Formatted question description: https://leetcode.ca/all/1508.html

# 1508. Range Sum of Sorted Subarray Sums (Medium)

Given the array nums consisting of n positive integers. You computed the sum of all non-empty continous subarrays from the array and then sort them in non-decreasing order, creating a new array of n * (n + 1) / 2 numbers.

Return the sum of the numbers from index left to index right (indexed from 1), inclusive, in the new array. Since the answer can be a huge number return it modulo 10^9 + 7.

Example 1:

Input: nums = [1,2,3,4], n = 4, left = 1, right = 5
Output: 13
Explanation: All subarray sums are 1, 3, 6, 10, 2, 5, 9, 3, 7, 4. After sorting them in non-decreasing order we have the new array [1, 2, 3, 3, 4, 5, 6, 7, 9, 10]. The sum of the numbers from index le = 1 to ri = 5 is 1 + 2 + 3 + 3 + 4 = 13.


Example 2:

Input: nums = [1,2,3,4], n = 4, left = 3, right = 4
Output: 6
Explanation: The given array is the same as example 1. We have the new array [1, 2, 3, 3, 4, 5, 6, 7, 9, 10]. The sum of the numbers from index le = 3 to ri = 4 is 3 + 3 = 6.


Example 3:

Input: nums = [1,2,3,4], n = 4, left = 1, right = 10
Output: 50


Constraints:

• 1 <= nums.length <= 10^3
• nums.length == n
• 1 <= nums[i] <= 100
• 1 <= left <= right <= n * (n + 1) / 2

Related Topics:
Array, Sort

## Solution 1. Prefix Sum

Compute the prefix sum array using pre. Use pre to get the array of all subarray sums – sum.
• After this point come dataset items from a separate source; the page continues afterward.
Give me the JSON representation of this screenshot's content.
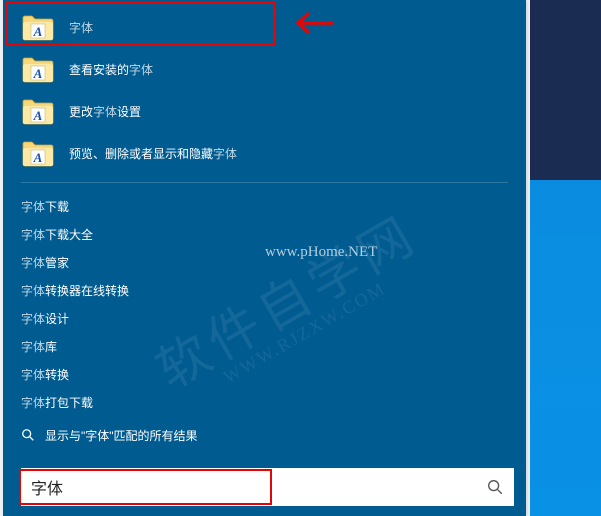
{
  "top_results": [
    {
      "pre": "",
      "hl": "字体",
      "post": ""
    },
    {
      "pre": "查看安装的",
      "hl": "字体",
      "post": ""
    },
    {
      "pre": "更改",
      "hl": "字体",
      "post": "设置"
    },
    {
      "pre": "预览、删除或者显示和隐藏",
      "hl": "字体",
      "post": ""
    }
  ],
  "web_suggestions": [
    {
      "hl": "字体",
      "post": "下载"
    },
    {
      "hl": "字体",
      "post": "下载大全"
    },
    {
      "hl": "字体",
      "post": "管家"
    },
    {
      "hl": "字体",
      "post": "转换器在线转换"
    },
    {
      "hl": "字体",
      "post": "设计"
    },
    {
      "hl": "字体",
      "post": "库"
    },
    {
      "hl": "字体",
      "post": "转换"
    },
    {
      "hl": "字体",
      "post": "打包下载"
    }
  ],
  "all_results": {
    "pre": "显示与\"",
    "hl": "字体",
    "post": "\"匹配的所有结果"
  },
  "search": {
    "value": "字体"
  },
  "watermark_url": "www.pHome.NET",
  "watermark_diag": "软件自学网",
  "watermark_diag_sub": "WWW.RJZXW.COM",
  "colors": {
    "panel": "#005b91",
    "dim": "#bed7e6",
    "highlight_border": "#e20606"
  }
}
Sort sum array then add from sum[left - 1] to sum[right - 1].

// OJ: https://leetcode.com/problems/range-sum-of-sorted-subarray-sums/

// Time: O(N^2 * log(N^2))
// Space: O(N^2)
class Solution {
public:
int rangeSum(vector<int>& A, int N, int left, int right) {
vector<int> sum;
long ans = 0, mod = 1e9+7;
for (int i = 0; i < N; ++i) {
int pre = 0;
for (int j = i; j < N; ++j) {
pre += A[j];
sum.push_back(pre);
}
}
sort(begin(sum), end(sum));
for (int i = left; i <= right; ++i) ans = (ans + sum[i - 1]) % mod;
return ans;
}
};


## Solution 2. Heap

// OJ: https://leetcode.com/problems/range-sum-of-sorted-subarray-sums/

// Time: O(right * logN)
// Space: O(N)
// Ref: https://leetcode.com/problems/range-sum-of-sorted-subarray-sums/discuss/730511/C++-priority_queue-solution
class Solution {
public:
int rangeSum(vector<int>& A, int N, int left, int right) {
priority_queue<pair<int, int>, vector<pair<int, int>>, greater<pair<int, int>>> q; // partial sum, next index
for (int i = 0; i < N; ++i) q.emplace(A[i], i + 1);
long ans = 0, mod = 1e9+7;
for (int i = 1; i <= right; ++i) {
auto p = q.top();
q.pop();
if (i >= left) ans = (ans + p.first) % mod;
if (p.second < N) {
p.first += A[p.second++];
q.push(p);
}
}
return ans;
}
};


## Solution 3. Binary Search + Sliding Window

// OJ: https://leetcode.com/problems/range-sum-of-sorted-subarray-sums/

// Time: O(Nlog(sum(A)))
// Space: O(N)
// Ref: https://leetcode.com/problems/range-sum-of-sorted-subarray-sums/discuss/733047/Python-Binary-Search-Time-O(NlogSum(A))
class Solution {
vector<int> B, C; // B is partial_sum array of A. C is partial_sum array of B.
int N;
int countSumUnder(int score) { // Use sliding window to cound the partial sums that are smaller or equal to score.
int ans = 0, i = 0;
for (int j = 0; j < N + 1; ++j) {
while (B[j] - B[i] > score) ++i;
ans += j - i;
}
return ans;
}
int sumKSums(int k) { // Use sliding window to get the sum of the k smallest items in all the subarray sums.
int score = kthScore(k), ans = 0, i = 0;
for (int j = 0; j < N + 1; ++j) {
while (B[j] - B[i] > score) ++i;
ans += B[j] * (j - i + 1) - (C[j] - (i ? C[i - 1] : 0));
}
return ans - (countSumUnder(score) - k) * score;
}
int kthScore(int k) { // use binary search to find the kth smallest sum in all subarray sums.
int L = 0, R = B[N];
while (L < R) {
int M = (L + R) / 2;
if (countSumUnder(M) < k) ++L;
else R = M;
}
return L;
}
public:
int rangeSum(vector<int>& A, int n, int left, int right) {
N = n;
B.assign(N + 1, 0);
C.assign(N + 1, 0);
for (int i = 0; i < N; ++i) {
B[i + 1] = B[i] + A[i];
C[i + 1] = C[i] + B[i + 1];
}
return sumKSums(right) - sumKSums(left - 1);
}
};


Java

class Solution {
public int rangeSum(int[] nums, int n, int left, int right) {
final int MODULO = 1000000007;
int length = nums.length;
int sumsLength = length * (length + 1) / 2;
int[] sums = new int[sumsLength];
int index = 0;
for (int i = 0; i < length; i++) {
int sum = 0;
for (int j = i; j < length; j++) {
sum += nums[j];
sums[index++] = sum;
}
}
Arrays.sort(sums);
int rangeSum = 0;
for (int i = left - 1; i < right; i++)
rangeSum = (rangeSum + sums[i]) % MODULO;
return rangeSum;
}
}